For debugging purposes, you will likely want to use the “simulated DevTools environment”. This is a simulated environment that allows you to build your extension without having to develop it as an embedded iFrame in DevTools. The simulated environment is enabled by an environment parameter use_simulated_environment.

Simulated devtools environment

To run your extension web app with this flag enabled, add a configuration to your launch.json file in VS code:

{
    ...
    "configurations": [
        ...
        {
            "name": "foo_devtools_extension + simulated environment",
            "program": "foo_package/extension/foo_devtools_extension/lib/main.dart",
            "request": "launch",
            "type": "dart",
            "args": [
                "--dart-define=use_simulated_environment=true"
            ],
        },
    ]
}

or launch your app from the command line with the added flag:

flutter run -d chrome --dart-define=use_simulated_environment=true

Use a real DevTools Environment

To use a real DevTools environment, you will need to perform a series of setup steps:

  1. Develop your extension to a point where you are ready to test your changes in a real DevTools environment. Build your flutter web app and copy the built assets from your_extension_web_app/build to your pub package's extension/devtools/build directory.

Use the build_extension command from package:devtools_extensions to help with this step.

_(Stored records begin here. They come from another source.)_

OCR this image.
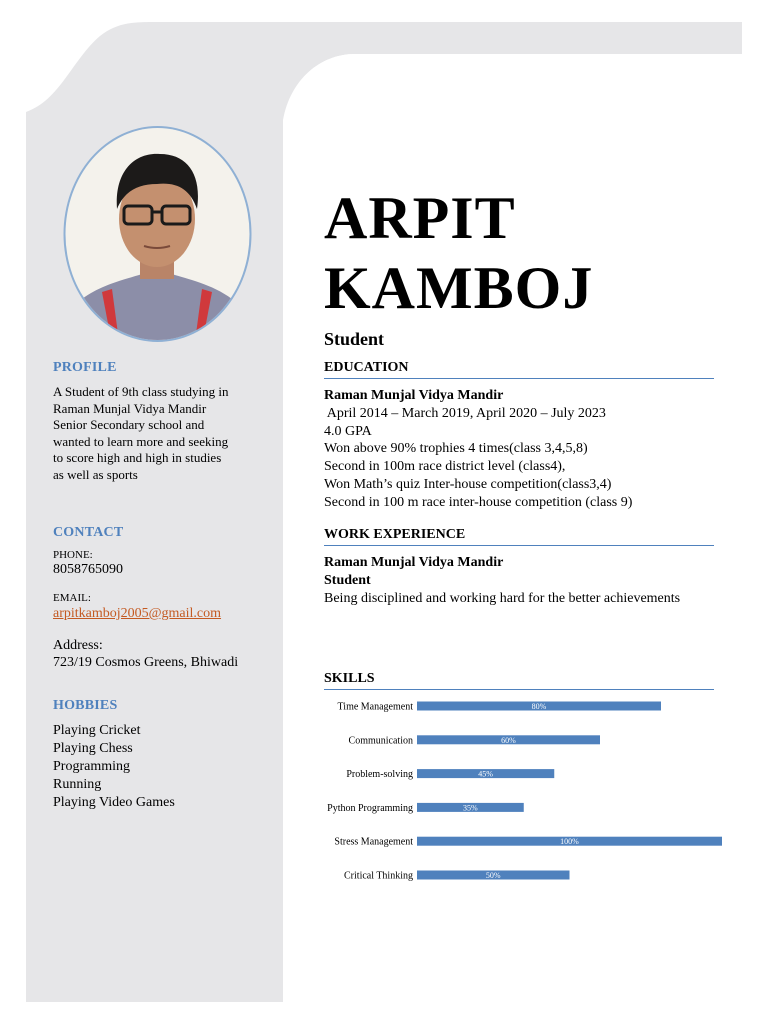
PROFILE
A Student of 9th class studying in
Raman Munjal Vidya Mandir
Senior Secondary school and
wanted to learn more and seeking
to score high and high in studies
as well as sports
CONTACT

PHONE:

8058765090

EMAIL:

arpitkamboj2005@gmail.com

Address:

723/19 Cosmos Greens, Bhiwadi

HOBBIES
Playing Cricket
Playing Chess
Programming
Running
Playing Video Games

ARPIT

KAMBOJ

Student

EDUCATION
Raman Munjal Vidya Mandir
April 2014 – March 2019, April 2020 – July 2023
4.0 GPA
Won above 90% trophies 4 times(class 3,4,5,8)
Second in 100m race district level (class4),
Won Math’s quiz Inter-house competition(class3,4)
Second in 100 m race inter-house competition (class 9)
WORK EXPERIENCE
Raman Munjal Vidya Mandir
Student
Being disciplined and working hard for the better achievements
SKILLS
Time Management	80%
Communication	60%
Problem-solving	45%
Python Programming	35%
Stress Management	100%
Critical Thinking	50%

cd your_extension_web_app &&
flutter pub get &&
dart run devtools_extensions build_and_copy \
  --source=path/to/your_extension_web_app \
  --dest=path/to/your_pub_package/extension/devtools 
  1. Prepare and run a test application that depends on your pub package. You'll need to change the pubspec.yaml dependency to be a path dependency that points to your local pub package source code. Once you have done this, run pub get, and run the application.

  2. Start DevTools:

    • If you need local or unreleased changes from DevTools, you'll need to build and run DevTools from source. See the DevTools CONTRIBUTING.md for a guide on how to do this.

      Note: you'll need to build DevTools with the server and the front end to test extensions - see instructions.

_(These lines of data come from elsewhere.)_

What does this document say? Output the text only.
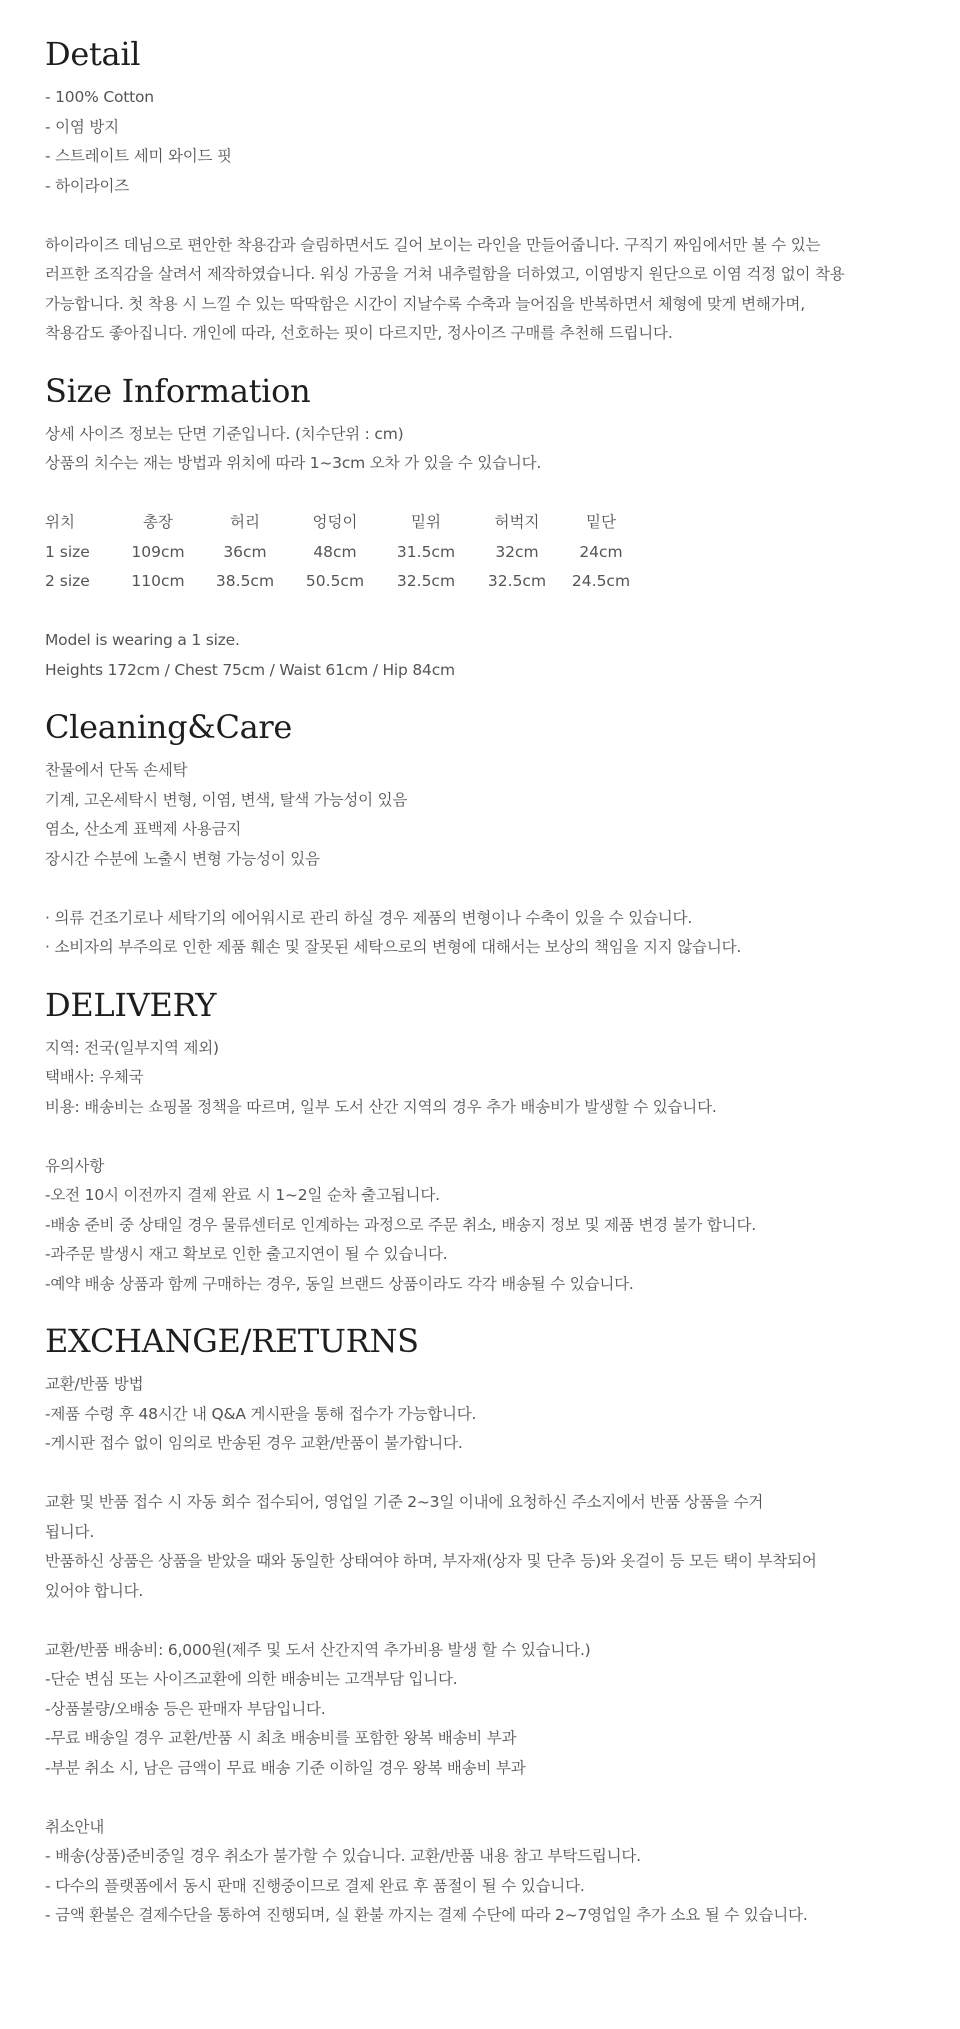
Detail
- 100% Cotton
- 이염 방지
- 스트레이트 세미 와이드 핏
- 하이라이즈
하이라이즈 데님으로 편안한 착용감과 슬림하면서도 길어 보이는 라인을 만들어줍니다. 구직기 짜임에서만 볼 수 있는
러프한 조직감을 살려서 제작하였습니다. 워싱 가공을 거쳐 내추럴함을 더하였고, 이염방지 원단으로 이염 걱정 없이 착용
가능합니다. 첫 착용 시 느낄 수 있는 딱딱함은 시간이 지날수록 수축과 늘어짐을 반복하면서 체형에 맞게 변해가며,
착용감도 좋아집니다. 개인에 따라, 선호하는 핏이 다르지만, 정사이즈 구매를 추천해 드립니다.
Size Information
상세 사이즈 정보는 단면 기준입니다. (치수단위 : cm)
상품의 치수는 재는 방법과 위치에 따라 1~3cm 오차 가 있을 수 있습니다.
위치	총장	허리	엉덩이	밑위	허벅지	밑단
1 size	109cm	36cm	48cm	31.5cm	32cm	24cm
2 size	110cm	38.5cm	50.5cm	32.5cm	32.5cm	24.5cm
Model is wearing a 1 size.
Heights 172cm / Chest 75cm / Waist 61cm / Hip 84cm
Cleaning&Care
찬물에서 단독 손세탁
기계, 고온세탁시 변형, 이염, 변색, 탈색 가능성이 있음
염소, 산소계 표백제 사용금지
장시간 수분에 노출시 변형 가능성이 있음
· 의류 건조기로나 세탁기의 에어워시로 관리 하실 경우 제품의 변형이나 수축이 있을 수 있습니다.
· 소비자의 부주의로 인한 제품 훼손 및 잘못된 세탁으로의 변형에 대해서는 보상의 책임을 지지 않습니다.
DELIVERY
지역: 전국(일부지역 제외)
택배사: 우체국
비용: 배송비는 쇼핑몰 정책을 따르며, 일부 도서 산간 지역의 경우 추가 배송비가 발생할 수 있습니다.
유의사항
-오전 10시 이전까지 결제 완료 시 1~2일 순차 출고됩니다.
-배송 준비 중 상태일 경우 물류센터로 인계하는 과정으로 주문 취소, 배송지 정보 및 제품 변경 불가 합니다.
-과주문 발생시 재고 확보로 인한 출고지연이 될 수 있습니다.
-예약 배송 상품과 함께 구매하는 경우, 동일 브랜드 상품이라도 각각 배송될 수 있습니다.
EXCHANGE/RETURNS
교환/반품 방법
-제품 수령 후 48시간 내 Q&A 게시판을 통해 접수가 가능합니다.
-게시판 접수 없이 임의로 반송된 경우 교환/반품이 불가합니다.
교환 및 반품 접수 시 자동 회수 접수되어, 영업일 기준 2~3일 이내에 요청하신 주소지에서 반품 상품을 수거
됩니다.
반품하신 상품은 상품을 받았을 때와 동일한 상태여야 하며, 부자재(상자 및 단추 등)와 옷걸이 등 모든 택이 부착되어
있어야 합니다.
교환/반품 배송비: 6,000원(제주 및 도서 산간지역 추가비용 발생 할 수 있습니다.)
-단순 변심 또는 사이즈교환에 의한 배송비는 고객부담 입니다.
-상품불량/오배송 등은 판매자 부담입니다.
-무료 배송일 경우 교환/반품 시 최초 배송비를 포함한 왕복 배송비 부과
-부분 취소 시, 남은 금액이 무료 배송 기준 이하일 경우 왕복 배송비 부과
취소안내
- 배송(상품)준비중일 경우 취소가 불가할 수 있습니다. 교환/반품 내용 참고 부탁드립니다.
- 다수의 플랫폼에서 동시 판매 진행중이므로 결제 완료 후 품절이 될 수 있습니다.
- 금액 환불은 결제수단을 통하여 진행되며, 실 환불 까지는 결제 수단에 따라 2~7영업일 추가 소요 될 수 있습니다.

    • If not, and if your local Dart or Flutter SDK version is >= <TODO: insert version>, you can launch the DevTools instance that was just started by running your app (either from a url printed to command line or from the IDE where you ran your test app). You can also run dart devtools from the command line.
  3. Connect your test app to DevTools if it is not connected already, and you should see a tab in the DevTools app bar for your extension. The enabled or disabled state of your extension is managed by DevTools, which is exposed from an “Extensions” menu in DevTools, available from the action buttons in the upper right corner of the screen.